Lorsque je perdis mon emploi de graphiste, je fus plongé dans la terreur que m’inspira une crise généralisée de l’emploi dont le dénouement dépendait, d’après les gazettes bien informées, de la bonne humeur de quelques financiers new-yorkais dont je sentais bien la totale indifférence à ma brillante carrière d’artiste des nouvelles technologies brutalement interrompue. Comme d’habitude, Léon surgit de nulle part et j’eus droit à l’inusable :
- Y’a un problème ? C’est quoi le problème ?

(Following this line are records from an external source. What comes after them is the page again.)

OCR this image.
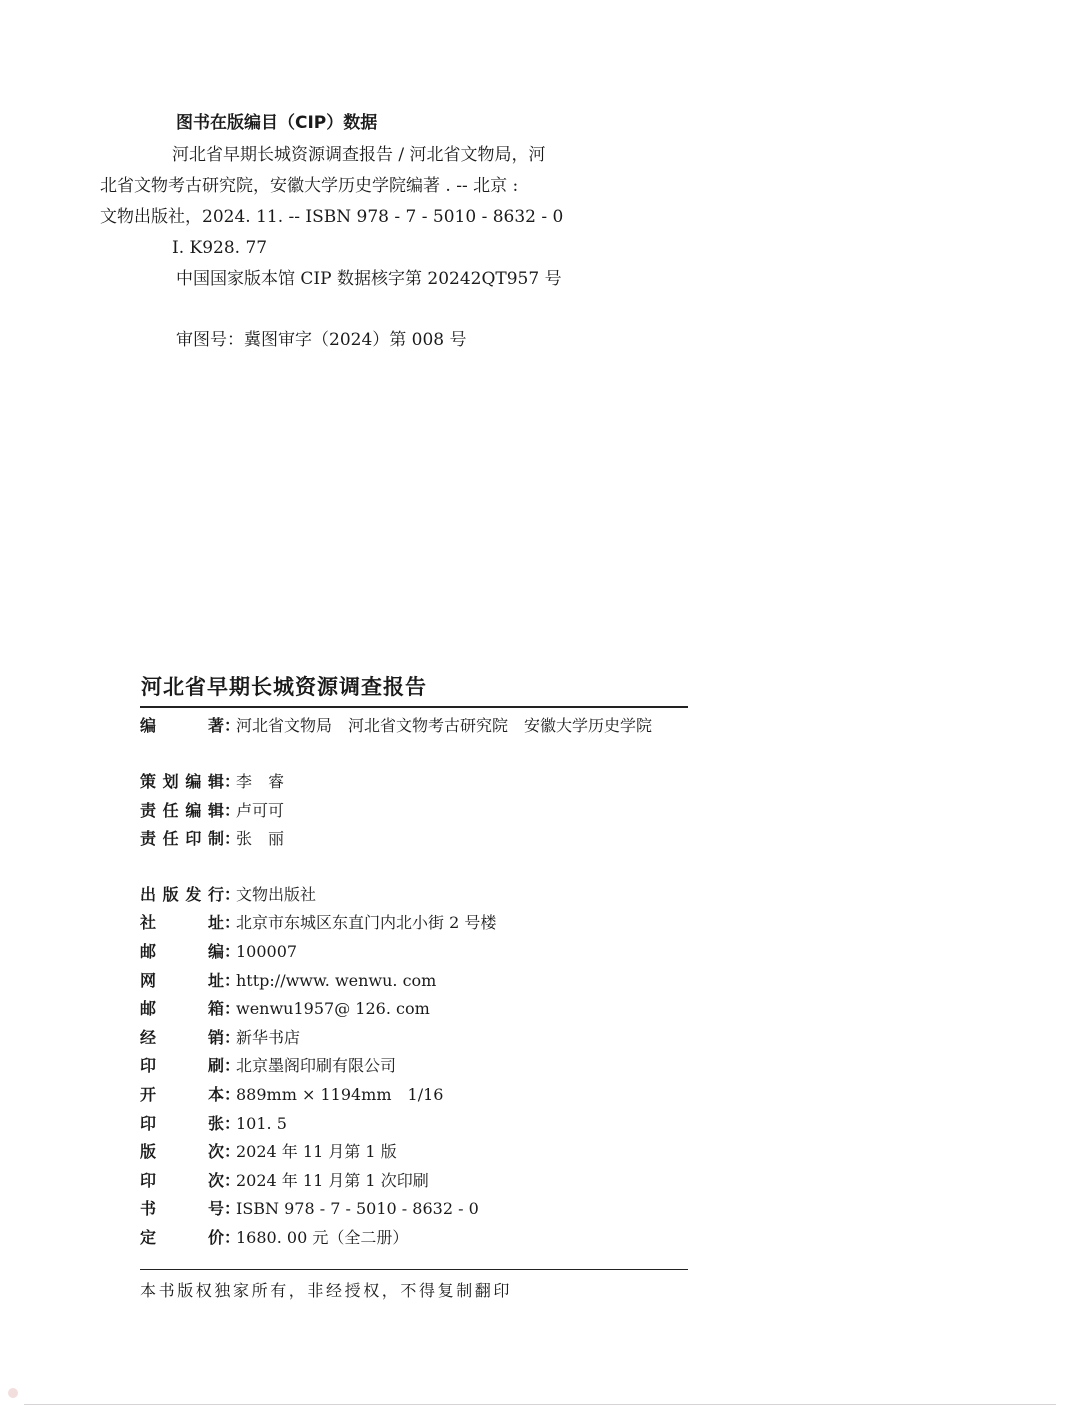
图书在版编目（CIP）数据
河北省早期长城资源调查报告 / 河北省文物局，河
北省文物考古研究院，安徽大学历史学院编著 . -- 北京 :
文物出版社，2024. 11. -- ISBN 978 - 7 - 5010 - 8632 - 0
Ⅰ. K928. 77
中国国家版本馆 CIP 数据核字第 20242QT957 号
审图号：冀图审字（2024）第 008 号
河北省早期长城资源调查报告
编	著 ：
河北省文物局　河北省文物考古研究院　安徽大学历史学院
策 划 编 辑 ：
李　睿
责 任 编 辑 ：
卢可可
责 任 印 制 ：
张　丽
出 版 发 行 ：
文物出版社
社	址 ：
北京市东城区东直门内北小街 2 号楼
邮	编 ：
100007
网	址 ：
http://www. wenwu. com
邮	箱 ：
wenwu1957@ 126. com
经	销 ：
新华书店
印	刷 ：
北京墨阁印刷有限公司
开	本 ：
889mm × 1194mm　1/16
印	张 ：
101. 5
版	次 ：
2024 年 11 月第 1 版
印	次 ：
2024 年 11 月第 1 次印刷
书	号 ：
ISBN 978 - 7 - 5010 - 8632 - 0
定	价 ：
1680. 00 元（全二册）
本书版权独家所有，非经授权，不得复制翻印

Il m’accompagna à tous les guichets pour s’assurer que j’entreprenais les démarches qui devaient me permettre de me réinsérer dans un monde apparemment civilisé. Les différentes prestations de Léon, imitant Maurice Chevalier dans les couloirs des ASSEDIC ne laissèrent personne indifférent. Un jour resté dans les mémoires, il réussit même à faire reprendre en cœur l’inénarrable « Tu me fais pouet-pouet, et puis ça y est ! » à deux rangés de chômeurs hâves et amaigris. Le directeur des lieux surgit de son bureau sous les huées de la foule pour expliquer à mon ami que le chômage était une affaire profondément triste et qu’il convenait de la traiter tristement, en respectant l’affliction de ceux qui en étaient atteints. Léon fit alors reprendre sur un ton lancinant « Old man River » par sa chorale improvisée tandis que son interlocuteur ulcéré, dénouant son nœud de cravate, téléphone en bataille, appelait, une fois de plus, les forces de l’ordre à la rescousse au motif que plusieurs sans emploi chantaient en traversant ses bureaux au lieu de manifester l’attitude contrite et soumise qu’il exigeait de ses allocataires.
Lorsque je me réveillai d’une légère intervention chirurgicale, Léon attendait encore là, au pied de mon lit. Mon premier regard par la fenêtre qui dominait la cour de l’hôpital me glaça d’effroi, puis me réchauffa le cœur. Epaulé par un quarteron d’infirmières soudoyées et hilares, Léon avait réussi à déployer une large banderole sur toute la longueur du bâtiment d’en face où l’on pouvait lire sa marque de fabrique « Y’a un problème ? C’est quoi le problème ? ». Lorsque les pompiers vinrent retirer l’objet de l’attention générale, la foule des patients agglutinés aux fenêtres, dirigés depuis la pelouse par mon ami entonna gravement l’hymne national comme si les sapeurs venaient de porter atteinte à un symbole patriotique.
Aujourd’hui, c’est lui, Léon qui est allongé. J’ai essayé de d’afficher une banderole dans le couloir de l’hôpital. Le directeur d’établissement n’a pas apprécié :
- Vous ne vous rendez pas compte… Avec toutes les restrictions budgétaires qui me tombent sur le dos !!…
Je n’ai pas compris le rapport entre les restrictions budgétaires et ce qui vient d’arriver à mon ami. A travers cette vitre qui donne sur sa chambre du service d’urgence, je n’aperçois qu’un masque, une forêt de tuyauteries, ses poignets sur le drap blanc et un ballet incessant d’hommes et de femmes en blancs autour de lui. Lui si drôle, si inventif, si vivant qui voulait que nous mourrions tous de rire. Que s’est-il passé ? Trois tubes de gardénal avalés à la va-vite selon le médecin.
- Y’a un problème, Léon ? C’est quoi le problème, Léon?